Mehr als vier Jahrzehnte lang habe ich Serben und Albaner beobachtet, wie sie einander in und über Kosovo malträtiert haben. Jetzt, da Verhandlungen über den künftigen Status des Gebiets stattfinden, bin ich immer noch unschlüssig, wem Kosovo zuzusprechen wäre.

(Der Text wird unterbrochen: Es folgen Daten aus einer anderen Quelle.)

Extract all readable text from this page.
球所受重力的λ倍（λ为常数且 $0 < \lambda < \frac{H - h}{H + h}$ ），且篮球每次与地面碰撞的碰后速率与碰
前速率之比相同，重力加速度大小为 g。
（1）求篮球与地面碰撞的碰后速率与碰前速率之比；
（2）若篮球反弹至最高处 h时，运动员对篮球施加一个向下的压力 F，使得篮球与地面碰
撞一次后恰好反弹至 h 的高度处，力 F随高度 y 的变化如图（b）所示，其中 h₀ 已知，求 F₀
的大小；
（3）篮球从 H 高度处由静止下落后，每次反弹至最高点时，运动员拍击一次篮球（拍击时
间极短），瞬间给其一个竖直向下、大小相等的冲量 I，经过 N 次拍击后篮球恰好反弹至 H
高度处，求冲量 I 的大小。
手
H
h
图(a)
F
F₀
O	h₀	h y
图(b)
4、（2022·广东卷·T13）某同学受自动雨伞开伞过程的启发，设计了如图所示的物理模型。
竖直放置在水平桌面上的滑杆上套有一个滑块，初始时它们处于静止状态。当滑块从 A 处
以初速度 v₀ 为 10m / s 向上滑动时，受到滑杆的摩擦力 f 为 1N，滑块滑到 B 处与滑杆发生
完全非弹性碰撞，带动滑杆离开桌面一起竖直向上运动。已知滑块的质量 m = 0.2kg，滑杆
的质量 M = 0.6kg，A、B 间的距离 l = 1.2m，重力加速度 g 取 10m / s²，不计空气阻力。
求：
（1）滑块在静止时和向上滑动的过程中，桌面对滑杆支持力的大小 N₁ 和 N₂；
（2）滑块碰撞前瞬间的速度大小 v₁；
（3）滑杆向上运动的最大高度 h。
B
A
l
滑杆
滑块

Kosovo geht auch die Deutschen an, nicht nur als Mit-Europäer, sondern auch der Geschichte wegen: Deutschland hat in beiden Weltkriegen die Albaner bevorzugt und die Serben als Erzfeinde bekämpft. Kaiser Wilhelm stimmte seinem Kampfverbündeten Kaiser Franz Josef bei, dessen Schlachtruf »Serbien muss sterbien!« war. 1941 befahl Hitler, Belgrad zu zerbomben. Drei Jahre später ließ er die SS-Division Skanderbeg gründen, die in seinem Vasallenstaat (Groß-)Albanien gegen serbische Partisanen kämpfte. Seither haben wir die Bekanntschaft moderner deutscher Serbenfresser gemacht, von rechts wie von links: Helmut Kohl, Hans-Dietrich Genscher, Joschka Fischer, Rudolf Scharping, Christian Schwarz-Schilling und die FAZ-Redaktion.

Serben, so wie ich sie kennen gelernt habe, würden Kosovo besingen, Eide auf Kosovo schwören und versprechen, fast alles für Kosovo zu tun – außer dorthin zu gehen (oder Albanisch zu lernen).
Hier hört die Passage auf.